Week 6 was marked by considerable debate time with debate into the late evening Tuesday and Wednesday nights on House File 291, Collective Bargaining Reform. On Thursday, with roughly four amendments completed and eighty more amendments still to go the speaker called for a "time certain" resolution to end debate at noon on Thursday. After that time, the House voted on the remaining amendments without debate, finishing the bill at 1:46 PM.
This was a very contentious bill. Committee meetings drew huge crowds including a public hearing on Monday night attended by hundreds, debate also drew a large crowd in the gallery.
This bill (which I've summarized in my previous newsletter) dealt with how our public sector unions and their employers, the state agencies, counties, cities, and school districts, will negotiate future contracts. Many of the provisions in this bill have been issues brought to me over the years by school board members, school administrators, and many constituents. For example, one of the issues that I heard about often was the time and cost it took to fire an underperforming employee, frequently a teacher. The process under the previous law would take from one to three years, and cost in excess of $40,000 for mediators, legal fees, and other costs. This bill reformed that process so it can be faster and less expensive for our school districts to remove an underperforming employee. There are many other common sense provisions in this bill.
State Rep. Dean Fisher
With an amendment to the bill that corrected some obvious errors and took into account some of the concerns expressed by the opponents, I was able to support the bill and voted for it on the House floor. It passed 53 to 47 in the House and passed the Senate shortly afterwards. The Governor signed the bill today and has been enacted immediately. Contract negotiations in process will need to reflect the new law.
I believe strongly that this bill will provide some much needed balance as new contracts are negotiated. It will reduce the influence of the Iowa State Education Association on school contracts, leaving the local school boards with more power to define the terms. It will give school administrators more leeway in setting salaries so that a teacher with harder to find skills, perhaps a science teacher, can be offered a higher pay to attract them to the school, or to offer merit pay to high performing teachers.

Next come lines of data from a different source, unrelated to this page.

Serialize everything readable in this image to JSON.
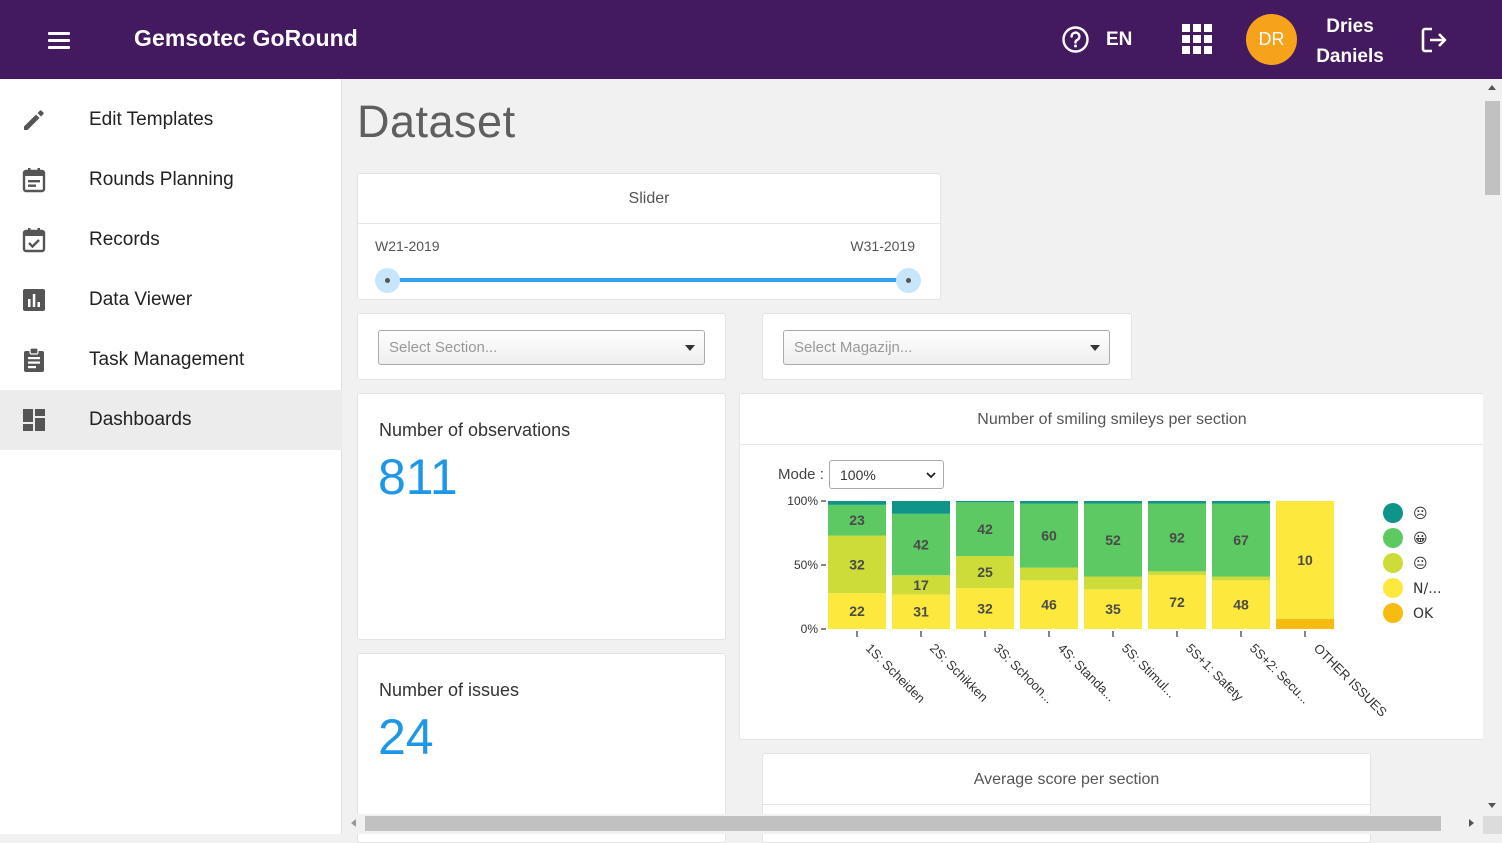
{
  "header": {
    "title": "Gemsotec GoRound",
    "language": "EN",
    "user_initials": "DR",
    "user_first_name": "Dries",
    "user_last_name": "Daniels",
    "background_color": "#43195f",
    "avatar_color": "#f7a21b"
  },
  "sidebar": {
    "items": [
      {
        "label": "Edit Templates",
        "icon": "pencil-icon"
      },
      {
        "label": "Rounds Planning",
        "icon": "calendar-icon"
      },
      {
        "label": "Records",
        "icon": "calendar-check-icon"
      },
      {
        "label": "Data Viewer",
        "icon": "bar-chart-icon"
      },
      {
        "label": "Task Management",
        "icon": "clipboard-icon"
      },
      {
        "label": "Dashboards",
        "icon": "dashboard-icon",
        "active": true
      }
    ]
  },
  "main": {
    "title": "Dataset",
    "slider": {
      "title": "Slider",
      "min_label": "W21-2019",
      "max_label": "W31-2019",
      "accent_color": "#36a3ee"
    },
    "section_select": {
      "placeholder": "Select Section..."
    },
    "magazijn_select": {
      "placeholder": "Select Magazijn..."
    },
    "observations": {
      "label": "Number of observations",
      "value": "811"
    },
    "issues": {
      "label": "Number of issues",
      "value": "24"
    },
    "smileys_chart": {
      "title": "Number of smiling smileys per section",
      "mode_label": "Mode :",
      "mode_value": "100%"
    },
    "avg_chart": {
      "title": "Average score per section"
    }
  },
  "chart_data": {
    "type": "bar",
    "stacked": true,
    "title": "Number of smiling smileys per section",
    "ylabel": "",
    "xlabel": "",
    "ylim": [
      0,
      100
    ],
    "y_ticks": [
      "0%",
      "50%",
      "100%"
    ],
    "categories": [
      "1S: Scheiden",
      "2S: Schikken",
      "3S: Schoon...",
      "4S: Standa...",
      "5S: Stimul...",
      "5S+1: Safety",
      "5S+2: Secu...",
      "OTHER ISSUES"
    ],
    "legend_position": "right",
    "series": [
      {
        "name": "OK",
        "color": "#f8bb10",
        "values": [
          0,
          0,
          0,
          0,
          0,
          0,
          0,
          8
        ],
        "labels": [
          "",
          "",
          "",
          "",
          "",
          "",
          "",
          ""
        ]
      },
      {
        "name": "N/...",
        "color": "#fde93e",
        "values": [
          28,
          27,
          32,
          38,
          31,
          42,
          38,
          92
        ],
        "labels": [
          "22",
          "31",
          "32",
          "46",
          "35",
          "72",
          "48",
          "10"
        ]
      },
      {
        "name": "😐",
        "color": "#cddc39",
        "values": [
          45,
          15,
          25,
          10,
          10,
          3,
          3,
          0
        ],
        "labels": [
          "32",
          "17",
          "25",
          "",
          "",
          "",
          "",
          ""
        ]
      },
      {
        "name": "😀",
        "color": "#5cc963",
        "values": [
          24,
          48,
          42,
          50,
          57,
          53,
          57,
          0
        ],
        "labels": [
          "23",
          "42",
          "42",
          "60",
          "52",
          "92",
          "67",
          ""
        ]
      },
      {
        "name": "☹",
        "color": "#0e9488",
        "values": [
          3,
          10,
          1,
          2,
          2,
          2,
          2,
          0
        ],
        "labels": [
          "",
          "",
          "",
          "",
          "",
          "",
          "",
          ""
        ]
      }
    ]
  }
}
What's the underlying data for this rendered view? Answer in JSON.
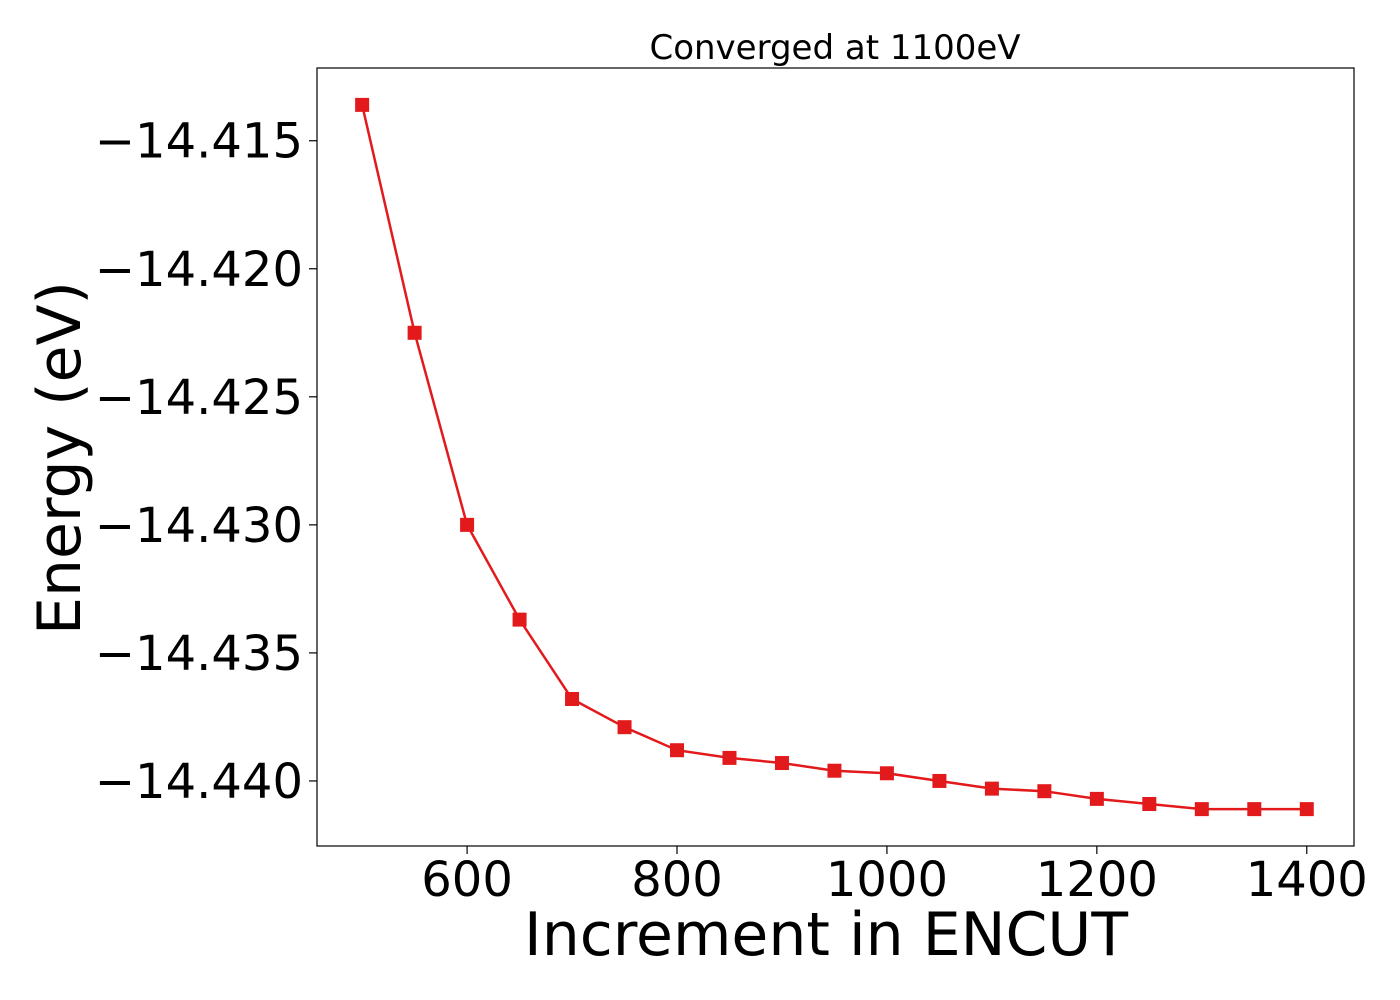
{
  "chart_data": {
    "type": "line",
    "title": "Converged at 1100eV",
    "xlabel": "Increment in ENCUT",
    "ylabel": "Energy (eV)",
    "x": [
      500,
      550,
      600,
      650,
      700,
      750,
      800,
      850,
      900,
      950,
      1000,
      1050,
      1100,
      1150,
      1200,
      1250,
      1300,
      1350,
      1400
    ],
    "series": [
      {
        "values": [
          -14.4136,
          -14.4225,
          -14.43,
          -14.4337,
          -14.4368,
          -14.4379,
          -14.4388,
          -14.4391,
          -14.4393,
          -14.4396,
          -14.4397,
          -14.44,
          -14.4403,
          -14.4404,
          -14.4407,
          -14.4409,
          -14.4411,
          -14.4411,
          -14.4411
        ],
        "color": "#e31a1c",
        "marker": "square"
      }
    ],
    "xlim": [
      457,
      1445
    ],
    "ylim": [
      -14.44254,
      -14.41216
    ],
    "xticks": [
      600,
      800,
      1000,
      1200,
      1400
    ],
    "xtick_labels": [
      "600",
      "800",
      "1000",
      "1200",
      "1400"
    ],
    "yticks": [
      -14.415,
      -14.42,
      -14.425,
      -14.43,
      -14.435,
      -14.44
    ],
    "ytick_labels": [
      "−14.415",
      "−14.420",
      "−14.425",
      "−14.430",
      "−14.435",
      "−14.440"
    ],
    "grid": false,
    "legend": "none"
  }
}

One provision that I think is particularly significant is that It will require each bargaining unit to vote on whether or not the unit should be unionized or not prior to any contract renewal. Many of these bargaining units, such as a school district, haven't voted on whether they should be in the union or not for decades, many of the persons covered by the bargaining unit weren't even born when the last vote was held. Under the new law the vote will require a majority of those included in the bargaining unit, not just a majority of the union members. This is only fair since the union insists that their contract cover non-members. There are some school districts that have as few as five ISEA members out of over fifty persons in the bargaining unit, and they haven't had a vote to organize in decades. Clearly that has to change. This bill will correct those imbalances.